Question

a large cyllindrical vessel contains water to a height of 10m. it is found that the thrust acting on the curved surface is equal to that at the bottom. if atmospheric pressure can support a water column of 10m, the radius of the vessel is

Answer 1

15m

Answer 2

To solve this problem, we need to calculate the hydrostatic thrust (force) on the bottom surface and the curved surface of the cylindrical vessel and then equate them.

1. Given Information:

• Height of water in the vessel, $H = 10 \text{ m}$.
• Atmospheric pressure, $P_{atm}$, can support a water column of $10 \text{ m}$. This means $P_{atm} = \rho g (10 \text{ m})$, where $\rho$ is the density of water and $g$ is the acceleration due to gravity.
• Let the radius of the cylindrical vessel be $R$.

2. Thrust on the Bottom Surface ($F_B$):

The pressure at the bottom of the vessel is the sum of the atmospheric pressure and the pressure due to the water column.

$P_{bottom} = P_{atm} + \rho g H$

Substitute the given values:

$P_{bottom} = \rho g (10) + \rho g (10) = 20 \rho g$

The area of the bottom surface is $A_B = \pi R^2$.

The thrust on the bottom surface is:

$F_B = P_{bottom} \times A_B = (20 \rho g) \times (\pi R^2) = 20 \pi \rho g R^2$

3. Thrust on the Curved Surface ($F_C$):

The pressure on the curved surface varies with depth.

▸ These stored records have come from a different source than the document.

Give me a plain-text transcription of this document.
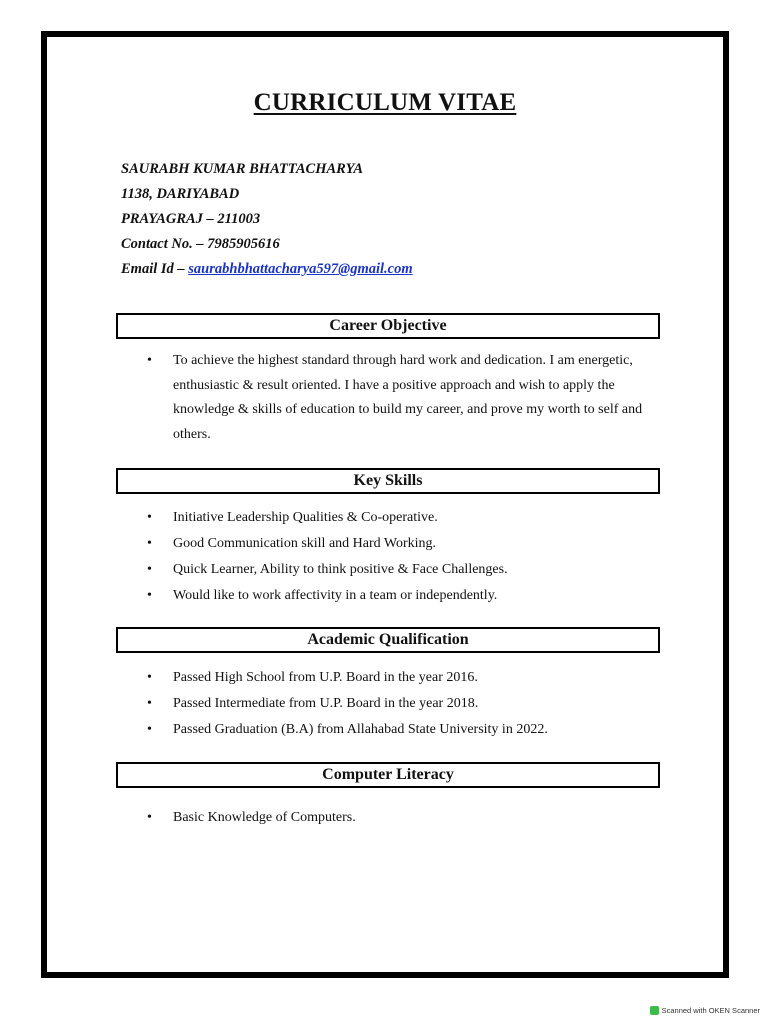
CURRICULUM VITAE
SAURABH KUMAR BHATTACHARYA
1138, DARIYABAD
PRAYAGRAJ – 211003
Contact No. – 7985905616
Email Id – saurabhbhattacharya597@gmail.com
Career Objective
• To achieve the highest standard through hard work and dedication. I am energetic, enthusiastic & result oriented. I have a positive approach and wish to apply the knowledge & skills of education to build my career, and prove my worth to self and others.
Key Skills
• Initiative Leadership Qualities & Co-operative.
• Good Communication skill and Hard Working.
• Quick Learner, Ability to think positive & Face Challenges.
• Would like to work affectivity in a team or independently.
Academic Qualification
• Passed High School from U.P. Board in the year 2016.
• Passed Intermediate from U.P. Board in the year 2018.
• Passed Graduation (B.A) from Allahabad State University in 2022.
Computer Literacy
• Basic Knowledge of Computers.
Scanned with OKEN Scanner
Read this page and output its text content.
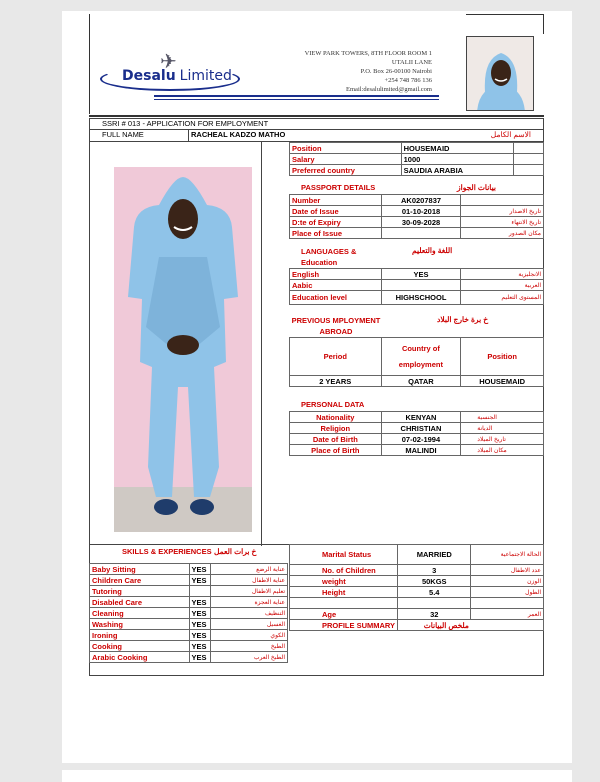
✈
Desalu Limited
VIEW PARK TOWERS, 8TH FLOOR ROOM 1
UTALII LANE
P.O. Box 26-00100 Nairobi
+254 748 786 136
Email:desalulimited@gmail.com
SSRI # 013 - APPLICATION FOR EMPLOYMENT
FULL NAME	RACHEAL KADZO MATHO	الاسم الكامل
Position	HOUSEMAID	
Salary	1000	
Preferred country	SAUDIA ARABIA	
PASSPORT DETAILS	بيانات الجواز
Number	AK0207837	
Date of Issue	01-10-2018	تاريخ الاصدار
D:te of Expiry	30-09-2028	تاريخ الانتهاء
Place of Issue		مكان الصدور
LANGUAGES & Education
اللغة والتعليم
English	YES	الانجليزية
Aabic		العربية
Education level	HIGHSCHOOL	المستوى التعليم
PREVIOUS MPLOYMENT ABROAD
خ برة خارج البلاد
Period	Country of employment	Position
2 YEARS	QATAR	HOUSEMAID
PERSONAL DATA
Nationality	KENYAN	الجنسية
Religion	CHRISTIAN	الديانة
Date of Birth	07-02-1994	تاريخ الميلاد
Place of Birth	MALINDI	مكان الميلاد
SKILLS & EXPERIENCES خ برات العمل
Baby Sitting	YES	عناية الرضع
Children Care	YES	عناية الاطفال
Tutoring		تعليم الاطفال
Disabled Care	YES	عناية العجزة
Cleaning	YES	التنظيف
Washing	YES	الغسيل
Ironing	YES	الكوي
Cooking	YES	الطبخ
Arabic Cooking	YES	الطبخ العرب
Marital Status	MARRIED	الحالة الاجتماعية
No. of Children	3	عدد الاطفال
weight	50KGS	الوزن
Height	5.4	الطول

Age	32	العمر
PROFILE SUMMARY	ملخص البيانات	
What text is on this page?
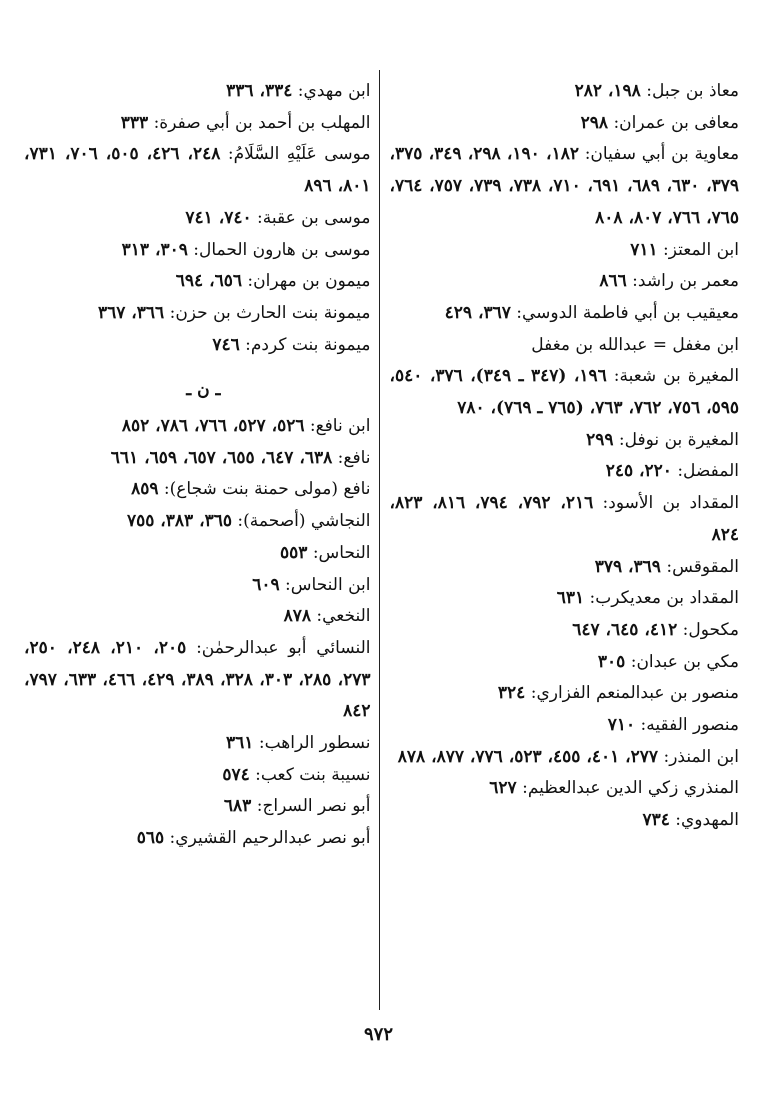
معاذ بن جبل: ١٩٨، ٢٨٢
معافى بن عمران: ٢٩٨
معاوية بن أبي سفيان: ١٨٢، ١٩٠، ٢٩٨، ٣٤٩، ٣٧٥، ٣٧٩، ٦٣٠، ٦٨٩، ٦٩١، ٧١٠، ٧٣٨، ٧٣٩، ٧٥٧، ٧٦٤، ٧٦٥، ٧٦٦، ٨٠٧، ٨٠٨
ابن المعتز: ٧١١
معمر بن راشد: ٨٦٦
معيقيب بن أبي فاطمة الدوسي: ٣٦٧، ٤٢٩
ابن مغفل = عبدالله بن مغفل
المغيرة بن شعبة: ١٩٦، (٣٤٧ ـ ٣٤٩)، ٣٧٦، ٥٤٠، ٥٩٥، ٧٥٦، ٧٦٢، ٧٦٣، (٧٦٥ ـ ٧٦٩)، ٧٨٠
المغيرة بن نوفل: ٢٩٩
المفضل: ٢٢٠، ٢٤٥
المقداد بن الأسود: ٢١٦، ٧٩٢، ٧٩٤، ٨١٦، ٨٢٣، ٨٢٤
المقوقس: ٣٦٩، ٣٧٩
المقداد بن معديكرب: ٦٣١
مكحول: ٤١٢، ٦٤٥، ٦٤٧
مكي بن عبدان: ٣٠٥
منصور بن عبدالمنعم الفزاري: ٣٢٤
منصور الفقيه: ٧١٠
ابن المنذر: ٢٧٧، ٤٠١، ٤٥٥، ٥٢٣، ٧٧٦، ٨٧٧، ٨٧٨
المنذري زكي الدين عبدالعظيم: ٦٢٧
المهدوي: ٧٣٤
ابن مهدي: ٣٣٤، ٣٣٦
المهلب بن أحمد بن أبي صفرة: ٣٣٣
موسى عَلَيْهِ السَّلَامُ: ٢٤٨، ٤٢٦، ٥٠٥، ٧٠٦، ٧٣١، ٨٠١، ٨٩٦
موسى بن عقبة: ٧٤٠، ٧٤١
موسى بن هارون الحمال: ٣٠٩، ٣١٣
ميمون بن مهران: ٦٥٦، ٦٩٤
ميمونة بنت الحارث بن حزن: ٣٦٦، ٣٦٧
ميمونة بنت كردم: ٧٤٦
ـ ن ـ
ابن نافع: ٥٢٦، ٥٢٧، ٧٦٦، ٧٨٦، ٨٥٢
نافع: ٦٣٨، ٦٤٧، ٦٥٥، ٦٥٧، ٦٥٩، ٦٦١
نافع (مولى حمنة بنت شجاع): ٨٥٩
النجاشي (أصحمة): ٣٦٥، ٣٨٣، ٧٥٥
النحاس: ٥٥٣
ابن النحاس: ٦٠٩
النخعي: ٨٧٨
النسائي أبو عبدالرحمٰن: ٢٠٥، ٢١٠، ٢٤٨، ٢٥٠، ٢٧٣، ٢٨٥، ٣٠٣، ٣٢٨، ٣٨٩، ٤٢٩، ٤٦٦، ٦٣٣، ٧٩٧، ٨٤٢
نسطور الراهب: ٣٦١
نسيبة بنت كعب: ٥٧٤
أبو نصر السراج: ٦٨٣
أبو نصر عبدالرحيم القشيري: ٥٦٥
٩٧٢
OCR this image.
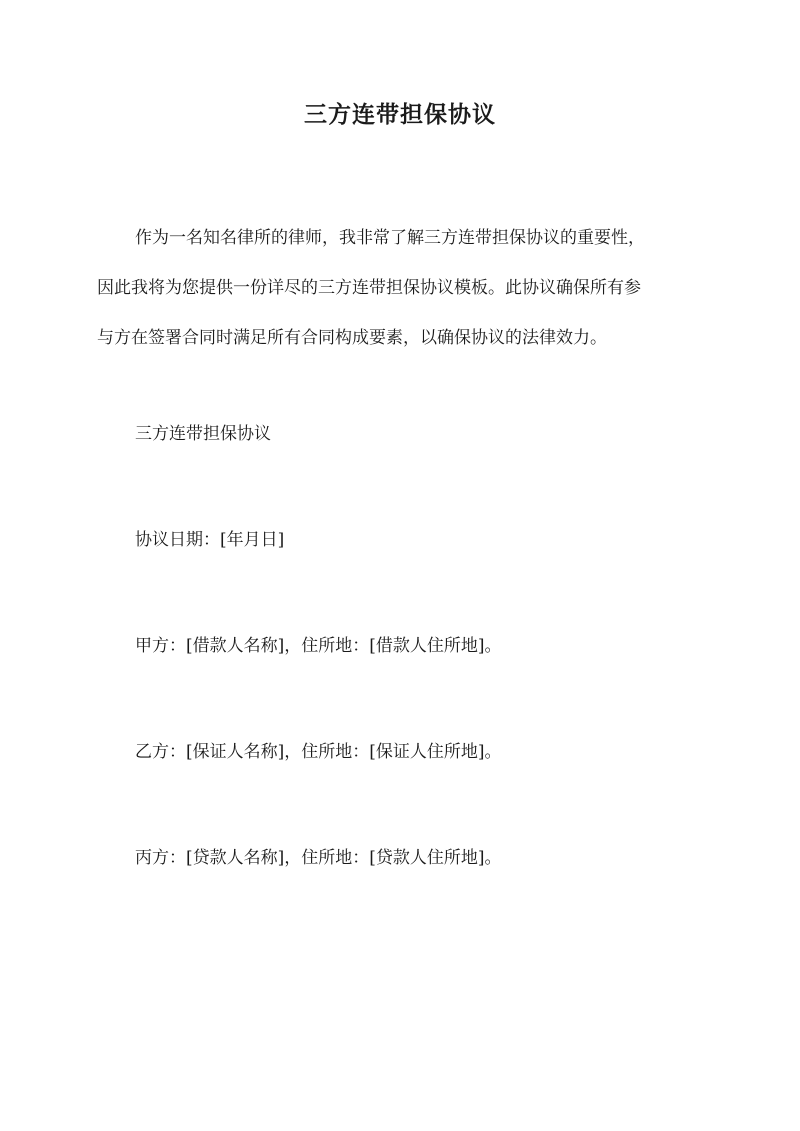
三方连带担保协议

作为一名知名律所的律师，我非常了解三方连带担保协议的重要性，
因此我将为您提供一份详尽的三方连带担保协议模板。此协议确保所有参
与方在签署合同时满足所有合同构成要素，以确保协议的法律效力。

三方连带担保协议

协议日期：[年月日]

甲方：[借款人名称]，住所地：[借款人住所地]。

乙方：[保证人名称]，住所地：[保证人住所地]。

丙方：[贷款人名称]，住所地：[贷款人住所地]。
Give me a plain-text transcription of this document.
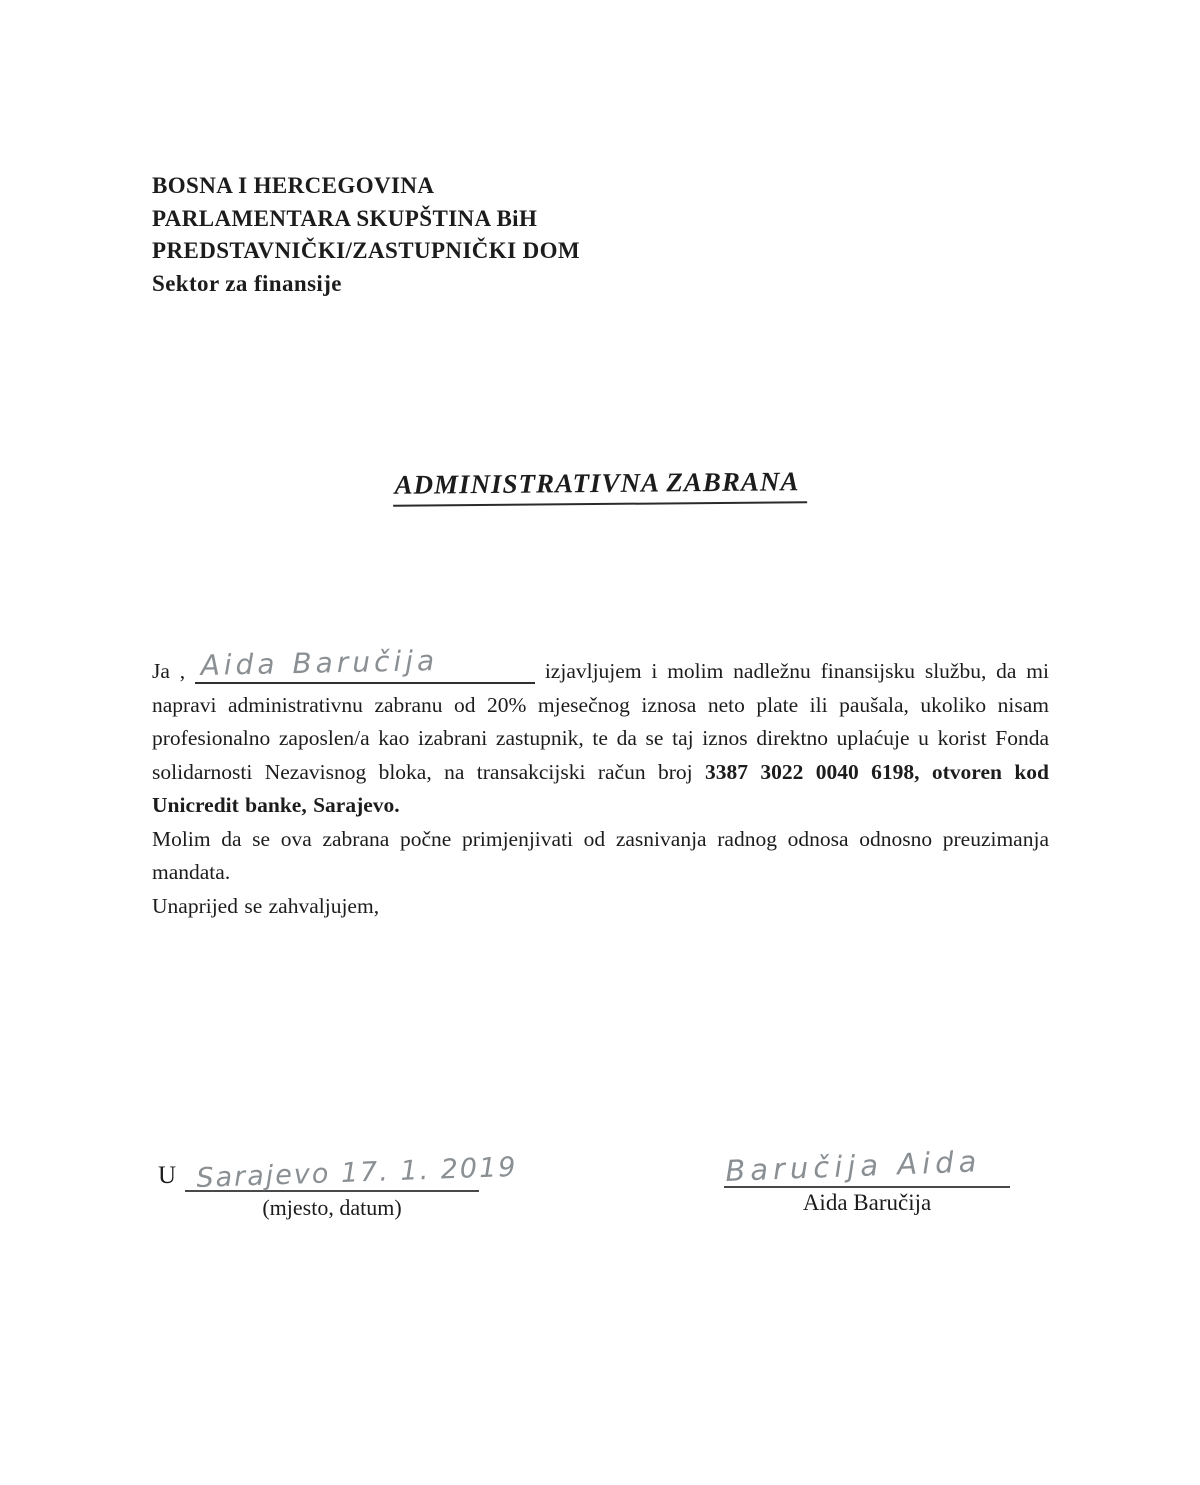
BOSNA I HERCEGOVINA
PARLAMENTARA SKUPŠTINA BiH
PREDSTAVNIČKI/ZASTUPNIČKI DOM
Sektor za finansije
ADMINISTRATIVNA ZABRANA

Ja , Aida Baručija	izjavljujem i molim nadležnu finansijsku službu, da mi napravi administrativnu zabranu od 20% mjesečnog iznosa neto plate ili paušala, ukoliko nisam profesionalno zaposlen/a kao izabrani zastupnik, te da se taj iznos direktno uplaćuje u korist Fonda solidarnosti Nezavisnog bloka, na transakcijski račun broj 3387 3022 0040 6198, otvoren kod Unicredit banke, Sarajevo.

Molim da se ova zabrana počne primjenjivati od zasnivanja radnog odnosa odnosno preuzimanja mandata.

Unaprijed se zahvaljujem,

U Sarajevo 17. 1. 2019
(mjesto, datum)
Baručija Aida
Aida Baručija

It ranges from $P_{atm}$ at the water surface to $P_{atm} + \rho g H$ at the bottom. Since the pressure varies linearly with depth, the effective average pressure acting on the curved surface is the pressure at the centroid of the vertical side area. The centroid of a vertical rectangular area of height $H$ is at a depth of $H/2$ from the water surface.

So, the average pressure on the curved surface is:

$P_{avg} = P_{atm} + \rho g (H/2)$

Substitute the given values:

$P_{avg} = \rho g (10) + \rho g (10/2) = \rho g (10) + \rho g (5) = 15 \rho g$

The area of the curved surface is $A_C = (2 \pi R) \times H$.

$A_C = 2 \pi R (10) = 20 \pi R$

The thrust on the curved surface is:

$F_C = P_{avg} \times A_C = (15 \rho g) \times (20 \pi R) = 300 \pi \rho g R$

4. Equating the Thrusts:

According to the problem statement, the thrust acting on the curved surface is equal to that at the bottom:

$F_C = F_B$

$300 \pi \rho g R = 20 \pi \rho g R^2$

5. Solve for R:

We can cancel common terms from both sides: $\pi$, $\rho$, $g$, and $R$ (assuming $R \neq 0$).

$300 = 20 R$

$R = \frac{300}{20}$

$R = 15 \text{ m}$

The radius of the vessel is 15 m.

The final answer is $\boxed{\text{15m}}$.

Explanation of the solution:

1. Calculate the force on the bottom: $F_B = (P_{atm} + \rho g H) \times (\pi R^2)$.
2. Calculate the force on the curved surface: $F_C = (P_{atm} + \rho g H/2) \times (2\pi R H)$.
3. Equate $F_B = F_C$ and solve for $R$.

Given $H = 10 \text{ m}$ and $P_{atm} = \rho g (10 \text{ m})$, we have:

$F_B = (\rho g (10) + \rho g (10)) \pi R^2 = 20 \pi \rho g R^2$.

$F_C = (\rho g (10) + \rho g (10/2)) (2\pi R (10)) = (15 \rho g) (20 \pi R) = 300 \pi \rho g R$.

Equating them: $20 \pi \rho g R^2 = 300 \pi \rho g R$.

Dividing by $20 \pi \rho g R$ (assuming $R \neq 0$), we get $R = 15 \text{ m}$.